Speaking with Village Voice, Benschop says it is obvious the agenda of the PPP, is to target primarily landowners of African descent, those who have prescriptive rights to land, and those who leased from the state, so they can hand the land over to their supporters and their kind of businesspeople. This is wrong, says the activist. “Folks should stand up and fight against this because it’s totally unacceptable what people are going through.”
There is a plethora of cases, some reported in Village Voice, of individuals who have bonafide documentation of lands up on the West Bank of Demerara (WBD), Soesdyke-Linden Highway, including transport of ancestral lands, and have been crying foul at efforts to claim their lands by government or others.
Persons in the Wales community-i.e., a combination of villages on the WBD, so referred because they supplied the Wales Sugar Estate with canes- as early as September 2020 began receiving eviction notices from the PPP. The Court in September 2020 ruled against the government. The government has since the ruling, through actions of non-maintenance of the roads and bridges from the farms to the main roads, deprived persons access to their farms, resulting in wastage of what could have been their harvests.
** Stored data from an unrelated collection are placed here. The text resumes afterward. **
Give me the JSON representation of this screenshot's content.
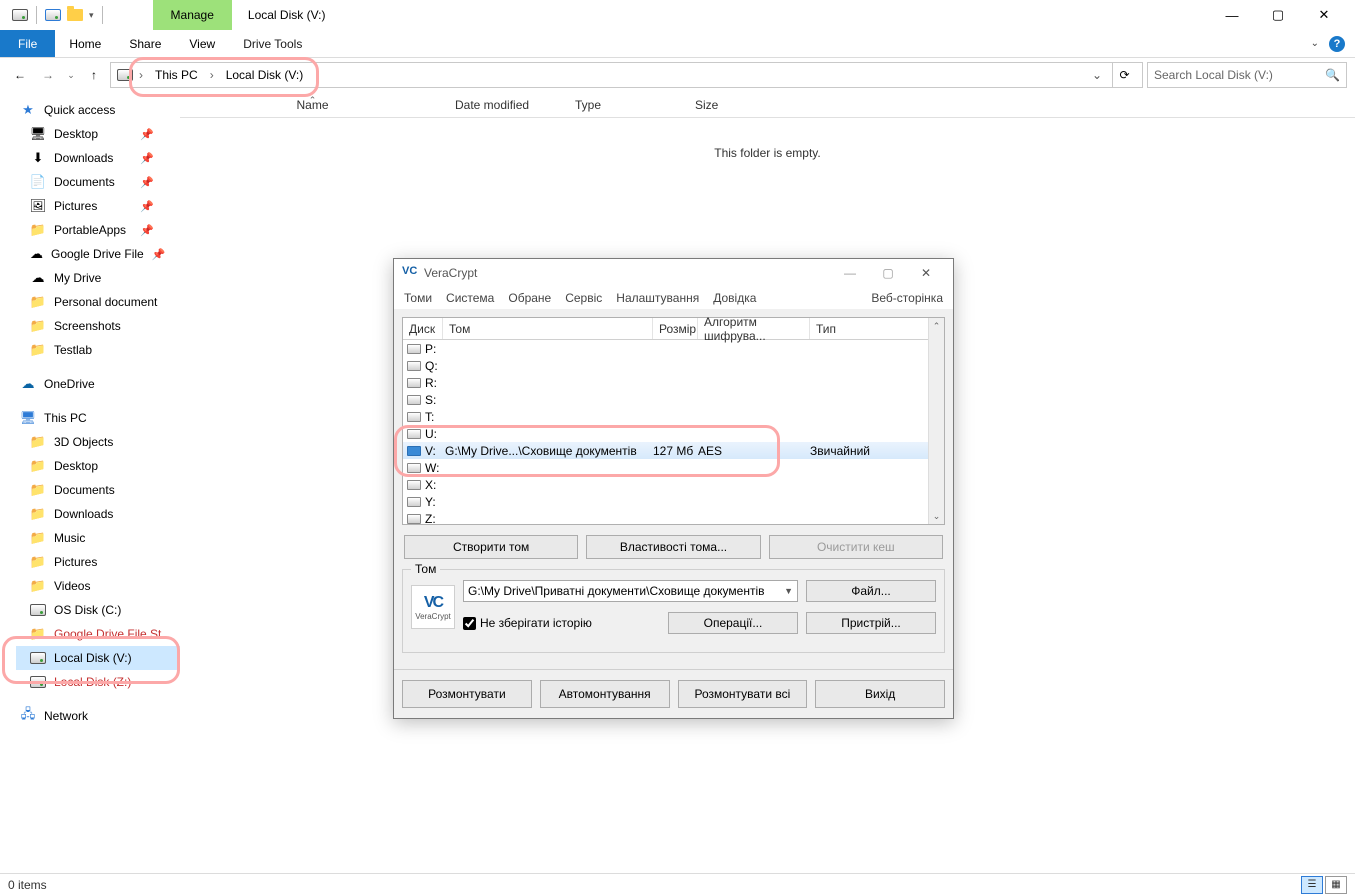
{
  "explorer": {
    "title": "Local Disk (V:)",
    "tabs": {
      "manage": "Manage",
      "file": "File",
      "home": "Home",
      "share": "Share",
      "view": "View",
      "drive_tools": "Drive Tools"
    },
    "breadcrumb": {
      "pc": "This PC",
      "vol": "Local Disk (V:)"
    },
    "search_placeholder": "Search Local Disk (V:)",
    "columns": {
      "name": "Name",
      "date": "Date modified",
      "type": "Type",
      "size": "Size"
    },
    "empty": "This folder is empty.",
    "status": "0 items",
    "sidebar": {
      "quick_access": "Quick access",
      "qa": [
        {
          "label": "Desktop",
          "pin": true,
          "icon": "desktop"
        },
        {
          "label": "Downloads",
          "pin": true,
          "icon": "dl"
        },
        {
          "label": "Documents",
          "pin": true,
          "icon": "doc"
        },
        {
          "label": "Pictures",
          "pin": true,
          "icon": "pic"
        },
        {
          "label": "PortableApps",
          "pin": true,
          "icon": "folder"
        },
        {
          "label": "Google Drive File",
          "pin": true,
          "icon": "gdrive"
        },
        {
          "label": "My Drive",
          "pin": false,
          "icon": "gdrive"
        },
        {
          "label": "Personal document",
          "pin": false,
          "icon": "folder"
        },
        {
          "label": "Screenshots",
          "pin": false,
          "icon": "folder"
        },
        {
          "label": "Testlab",
          "pin": false,
          "icon": "folder"
        }
      ],
      "onedrive": "OneDrive",
      "thispc": "This PC",
      "pc": [
        {
          "label": "3D Objects"
        },
        {
          "label": "Desktop"
        },
        {
          "label": "Documents"
        },
        {
          "label": "Downloads"
        },
        {
          "label": "Music"
        },
        {
          "label": "Pictures"
        },
        {
          "label": "Videos"
        },
        {
          "label": "OS Disk (C:)"
        },
        {
          "label": "Google Drive File St",
          "red": true
        },
        {
          "label": "Local Disk (V:)",
          "sel": true
        },
        {
          "label": "Local Disk (Z:)",
          "red": true
        }
      ],
      "network": "Network"
    }
  },
  "veracrypt": {
    "title": "VeraCrypt",
    "menu": [
      "Томи",
      "Система",
      "Обране",
      "Сервіс",
      "Налаштування",
      "Довідка"
    ],
    "menu_right": "Веб-сторінка",
    "list_headers": {
      "drive": "Диск",
      "vol": "Том",
      "size": "Розмір",
      "algo": "Алгоритм шифрува...",
      "type": "Тип"
    },
    "rows": [
      {
        "letter": "P:"
      },
      {
        "letter": "Q:"
      },
      {
        "letter": "R:"
      },
      {
        "letter": "S:"
      },
      {
        "letter": "T:"
      },
      {
        "letter": "U:"
      },
      {
        "letter": "V:",
        "vol": "G:\\My Drive...\\Сховище документів",
        "size": "127 Мб",
        "algo": "AES",
        "type": "Звичайний",
        "selected": true
      },
      {
        "letter": "W:"
      },
      {
        "letter": "X:"
      },
      {
        "letter": "Y:"
      },
      {
        "letter": "Z:"
      }
    ],
    "btn_create": "Створити том",
    "btn_props": "Властивості тома...",
    "btn_clear": "Очистити кеш",
    "group_legend": "Том",
    "volume_path": "G:\\My Drive\\Приватні документи\\Сховище документів",
    "btn_file": "Файл...",
    "btn_ops": "Операції...",
    "btn_device": "Пристрій...",
    "chk_nohist": "Не зберігати історію",
    "btn_dismount": "Розмонтувати",
    "btn_automount": "Автомонтування",
    "btn_dismount_all": "Розмонтувати всі",
    "btn_exit": "Вихід",
    "logo_text": "VeraCrypt"
  }
}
According to Benschop, “shortly after the PPP was installed in office, they started to charge individuals such as the former CEO of Lands and Surveys, Mr. Trevor Benn, and to this day they have absolutely no evidence of him doing any wrong, other than to distribute lands in a very legal way and equitable manner to everybody.” He sees the charge against Benn and others as “the modus operandi of the PPP to deprive persons of African descent of ownership of land throughout the country.” This he says, has to be stopped, one way or the other.
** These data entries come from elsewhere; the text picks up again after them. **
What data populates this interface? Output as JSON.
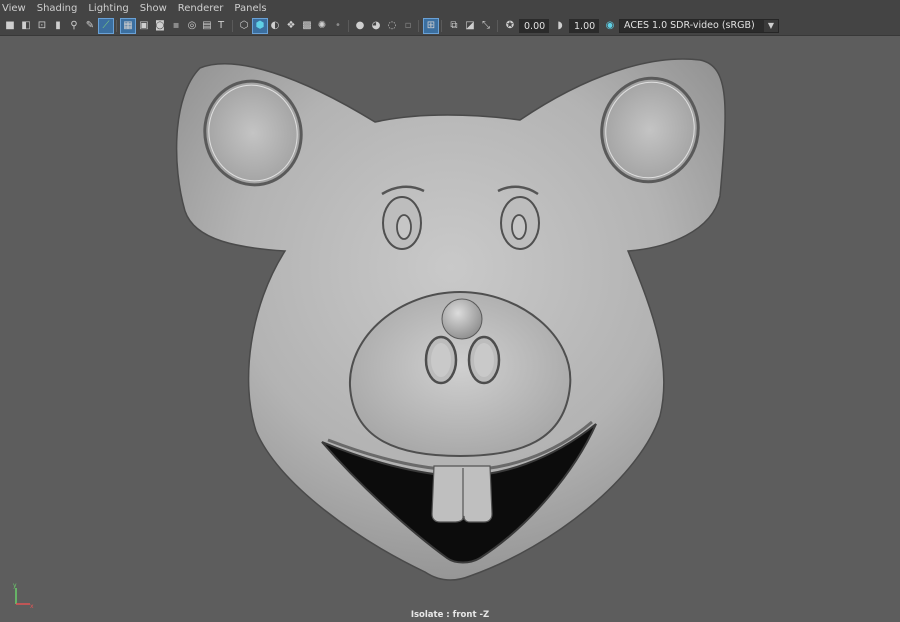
{
  "menu": {
    "items": [
      "View",
      "Shading",
      "Lighting",
      "Show",
      "Renderer",
      "Panels"
    ]
  },
  "toolbar": {
    "exposure_value": "0.00",
    "gamma_value": "1.00",
    "color_space": "ACES 1.0 SDR-video (sRGB)",
    "icons": [
      "select-camera-icon",
      "camera-attributes-icon",
      "bookmark-icon",
      "image-plane-icon",
      "2d-pan-zoom-icon",
      "grease-pencil-icon",
      "grid-icon",
      "film-gate-icon",
      "resolution-gate-icon",
      "gate-mask-icon",
      "field-chart-icon",
      "safe-action-icon",
      "safe-title-icon",
      "wireframe-icon",
      "smooth-shade-icon",
      "use-default-material-icon",
      "wireframe-on-shaded-icon",
      "textured-icon",
      "use-all-lights-icon",
      "shadows-icon",
      "screen-space-ao-icon",
      "motion-blur-icon",
      "anti-aliasing-icon",
      "depth-of-field-icon",
      "isolate-select-icon",
      "xray-icon",
      "xray-active-components-icon",
      "xray-joints-icon",
      "exposure-icon",
      "gamma-icon",
      "color-management-icon"
    ],
    "colors": {
      "bar": "#444444",
      "active": "#3b6fa0",
      "accent_green": "#7ed07e",
      "accent_cyan": "#5fd0e6"
    }
  },
  "viewport": {
    "background": "#5d5d5d",
    "camera_label": "Isolate : front -Z"
  },
  "axis": {
    "x": "x",
    "y": "y"
  }
}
It is racism, he said, and this is why the description of the regime being an apartheid regime is quite applicable based on these evidence, charges the activist.
The United Nations (UN), speaking to the issue in the ‘Convention on the Elimination of All Forms of Racial Discrimination,’ notes: “’racial discrimination’ shall mean any distinction, exclusion, restriction or preference based on race, colour, descent, or national or ethnic origin which has the purpose or effect of nullifying or impairing the recognition, enjoyment or exercise, on an equal footing, of human rights and fundamental freedoms in the political, economic, social, cultural or any other field of public life.”
Addressing issues of racism and apartheid recently, UN’s Secretary-General António Guterres said, whereas “[t]oday, apartheid lies dead…[m]uch of today’s racism is deeply entrenched in centuries of colonialism and enslavement. We see it in the pervasive discrimination and exclusion suffered by people of African descent…. But, sadly, racism lives on — in all regions and in all societies.
“Racism manifests in many forms – conscious and unconscious. Combatting it demands action every day, at every level. It is especially important to recognise that historical injustices have contributed to poverty, underdevelopment, marginalisation, social exclusion and instability for both people and countries alike.”
Benschop feels in recognition of the sad situation and threat to land wealth, the Opposition needs to be stronger in every area in order to combat the advantage taken of the people. Whoever is the shadow minister of housing should be taking the names of persons the regime is taking away their lands and file a class action lawsuit, he advises. However, this alone will not suffice, says the activist.
“We also need competent lawyers who wouldn’t play double-sword games with the people and participate in a diabolical conspiracy to grab lands away from people and hand it over to big vicious businessmen, some of whom are questionable, so we’ve got to be careful with some of the lawyers as well.”
Presently there is a case in the court where the rightful owners, of 143 acres of land in Beterverwagting, East Coast Demerara, are being taken to court by a businessman for their land, which was wrongly sold by the Chairman of the Neighbourhood Democratic Council (NDC).
Chairman Jummaul Bagot subsequently acknowledged the Council did not have the authority to sell the land and sought to repay the purchaser, John Fernandes Limited’s (JFL). JFL transferred its interest in the arrangement to Mohamed Sons and Daughters Trading. The information of resale only came to light when JFL returned a cheque to the NDC for the $20 million refund.
Mohamed does not want to return the land and has taken the NDC to court. The company wants the court to order the release of the land once it would have paid the balance of the $35 million purchase price as originally agreed between the NDC and JFL. Mohamed is being represented by Hughes, Fields and Stoby Law Firm.
The problems of coveting ancestral land and seizing land from persons who have lawful possession have intensified with the PPP return to government.